I note also Mellor J’s observation in Golding at [31] that applications under the section will depend on their own facts.

FCA’s Resources

17.

Mr Day submitted that a particular concern for the FCA is that distribution orders do not contain directions for investors to prove losses to the FCA analogous to creditors proving in an insolvency. The FCA does not have the resources to adjudicate upon individual claims for compensation; realistically, it is only able to proceed on the basis of the information gathered in the enforcement action that led to the restitutionary payment. I accept that that is a proper concern and that, following the principles from the cases to which I have referred, a direction for distribution may properly not contain any direction for individuals to prove losses.

Synergy

18.

The detailed background to the Synergy investigation, the proceedings that led to Master Teverson’s Order and the sale of the underlying land is set out in the first witness statement of Andrew Slavin, an employee of the FCA, dated 6 October 2022.

Jurisdiction

19.

There is a preliminary jurisdictional issue about whether any directions for distribution can be given in Synergy under section 382(3) of FSMA. This is because the sum received by the FCA from the sale of the Land was not paid under section 382(2) but rather pursuant to Mr Exall’s undertaking given in the consent order made by Master Teverson to which I have referred.

20.

A similar jurisdictional issue arose in Paradigm (also a landbanking case) where the sum received had been paid to the FCA by liquidators of the landbanking company rather than by way of order under section 382(2).

21.

Mr Kimbell concluded that it was not right to construe section 382(3) as limited to cases where the court had made an order under section 382(2) and that as a matter of statutory construction, section 382(3) is engaged whenever FCA has “properly receive[d] money arising out of a claim under section 383(2) [sic]” (at [42]).

22.

In Synergy, the sums were paid under a consent order compromising a claim. The order gave liberty to apply for directions to make payment of sums received pursuant to section 382(3) which must mean that the parties understood that those sums would be paid or arise out of a claim under section 382(1) for an order under section 382(2).

23.

I adopt the construction of Mr Kimbell in Paradigm and conclude that this Court has jurisdiction to make directions under 382(3) in Synergy.
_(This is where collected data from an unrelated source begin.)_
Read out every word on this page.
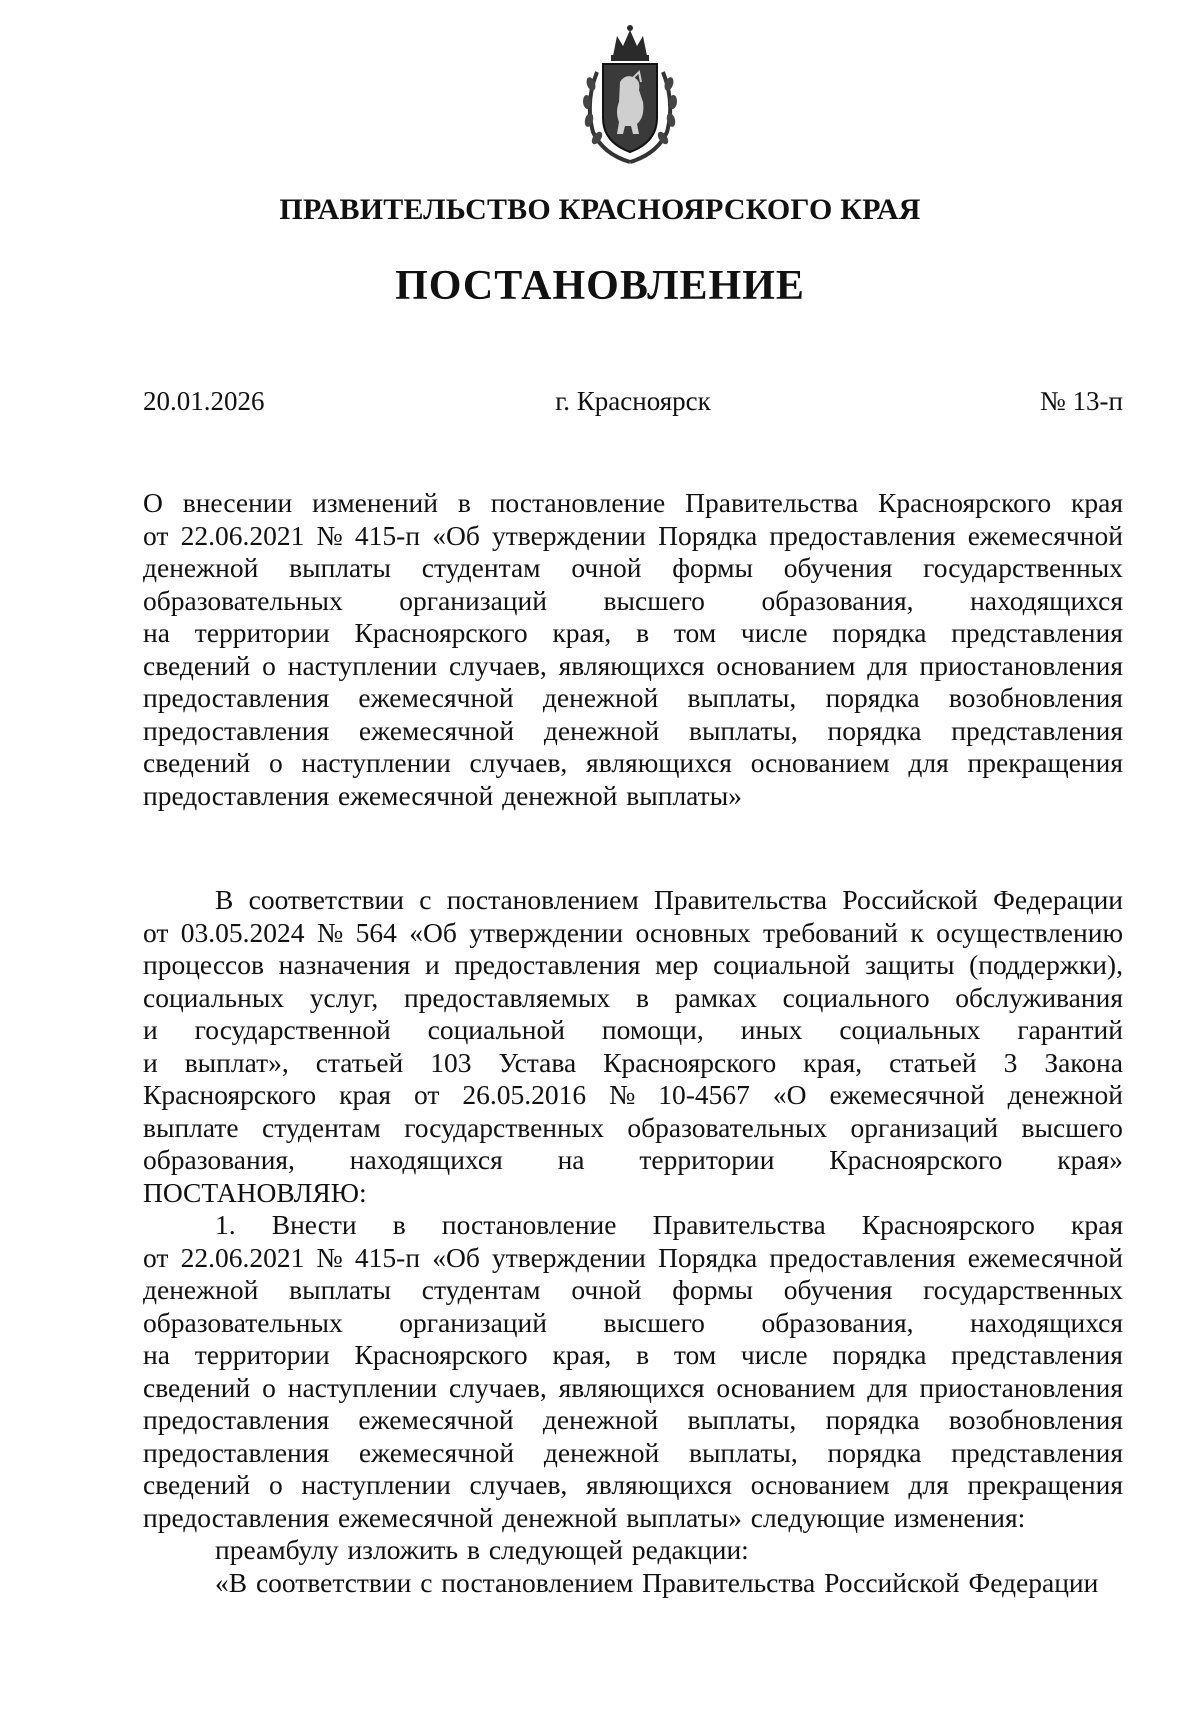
ПРАВИТЕЛЬСТВО КРАСНОЯРСКОГО КРАЯ
ПОСТАНОВЛЕНИЕ
20.01.2026	г. Красноярск	№ 13-п
О внесении изменений в постановление Правительства Красноярского края
от 22.06.2021 № 415-п «Об утверждении Порядка предоставления ежемесячной
денежной выплаты студентам очной формы обучения государственных
образовательных организаций высшего образования, находящихся
на территории Красноярского края, в том числе порядка представления
сведений о наступлении случаев, являющихся основанием для приостановления
предоставления ежемесячной денежной выплаты, порядка возобновления
предоставления ежемесячной денежной выплаты, порядка представления
сведений о наступлении случаев, являющихся основанием для прекращения
предоставления ежемесячной денежной выплаты»
В соответствии с постановлением Правительства Российской Федерации
от 03.05.2024 № 564 «Об утверждении основных требований к осуществлению
процессов назначения и предоставления мер социальной защиты (поддержки),
социальных услуг, предоставляемых в рамках социального обслуживания
и государственной социальной помощи, иных социальных гарантий
и выплат», статьей 103 Устава Красноярского края, статьей 3 Закона
Красноярского края от 26.05.2016 № 10-4567 «О ежемесячной денежной
выплате студентам государственных образовательных организаций высшего
образования, находящихся на территории Красноярского края»
ПОСТАНОВЛЯЮ:
1. Внести в постановление Правительства Красноярского края
от 22.06.2021 № 415-п «Об утверждении Порядка предоставления ежемесячной
денежной выплаты студентам очной формы обучения государственных
образовательных организаций высшего образования, находящихся
на территории Красноярского края, в том числе порядка представления
сведений о наступлении случаев, являющихся основанием для приостановления
предоставления ежемесячной денежной выплаты, порядка возобновления
предоставления ежемесячной денежной выплаты, порядка представления
сведений о наступлении случаев, являющихся основанием для прекращения
предоставления ежемесячной денежной выплаты» следующие изменения:
преамбулу изложить в следующей редакции:
«В соответствии с постановлением Правительства Российской Федерации
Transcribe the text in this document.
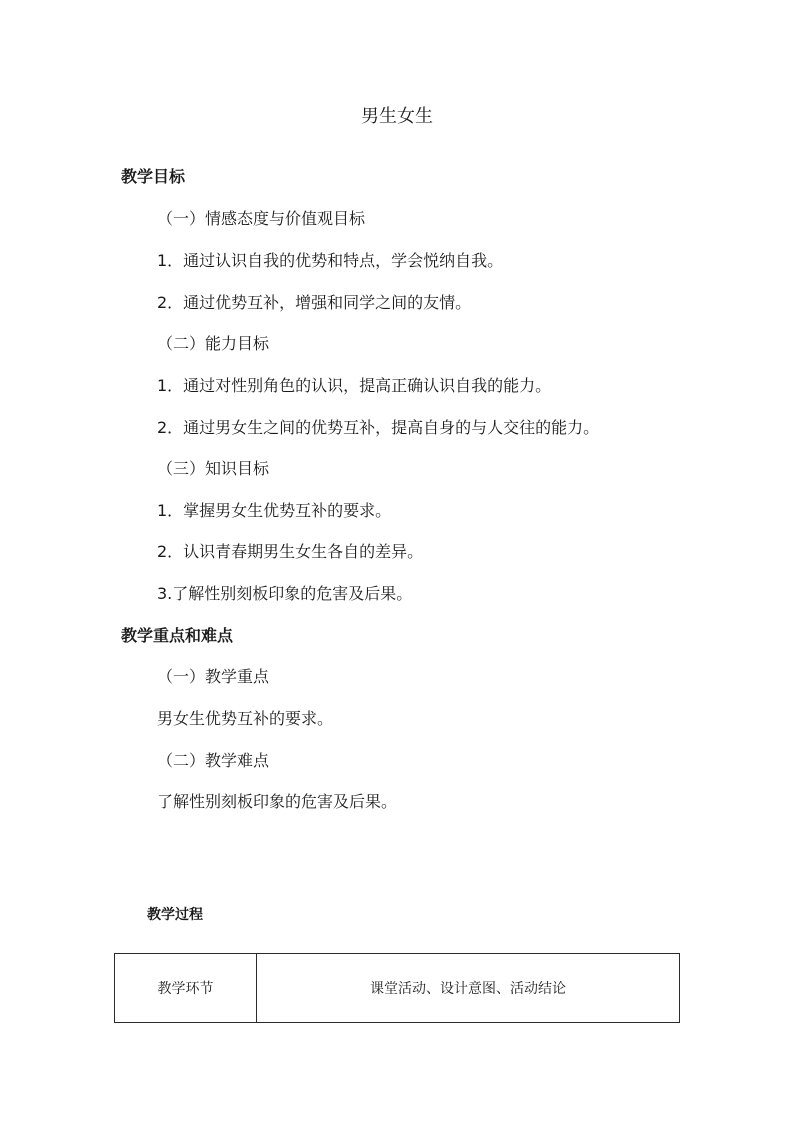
男生女生
教学目标
（一）情感态度与价值观目标
1．通过认识自我的优势和特点，学会悦纳自我。
2．通过优势互补，增强和同学之间的友情。
（二）能力目标
1．通过对性别角色的认识，提高正确认识自我的能力。
2．通过男女生之间的优势互补，提高自身的与人交往的能力。
（三）知识目标
1．掌握男女生优势互补的要求。
2．认识青春期男生女生各自的差异。
3.了解性别刻板印象的危害及后果。
教学重点和难点
（一）教学重点
男女生优势互补的要求。
（二）教学难点
了解性别刻板印象的危害及后果。
教学过程
教学环节	课堂活动、设计意图、活动结论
Proposed qualifying persons

24.

Mr Slavin’s evidence explains that he identified the Synergy investors through a forensic investigation that he began after the proceeds of sale of the Land were received in May 2019 by reviewing Synergy’s bank accounts.

25.

Mr Slavin identified 60 investors by this means and cross-checked his information against Land Registry and Insolvency Service information.

26.

On 9 October 2020 the FCA issued a press release publicising the Synergy investigation. This caused one further investor to make themselves known to the FCA.

27.

On 10 December 2020, the FCA wrote to all those 61 investors proposing a per capita distribution and explaining that it would include in its proposals for distribution all those who responded to its letter.

28.

The 32 investors (or their personal representatives) who have responded to that letter are now listed in Appendix 1 to the draft Synergy Order.

29.

Given the incomplete nature of the records in Synergy, the FCA proposes that a final opportunity is given to investors to come forward by publishing a further press release on the FCA’s website with a bar date 2 months from the making of the Order on the Synergy Application. Those listed in Appendix 1 and any other investor coming forward will be asked for bank details by the bar date if they are to participate in the distribution which will be made by way of bank transfer. That payment methodology means that there should be no undistributed balance.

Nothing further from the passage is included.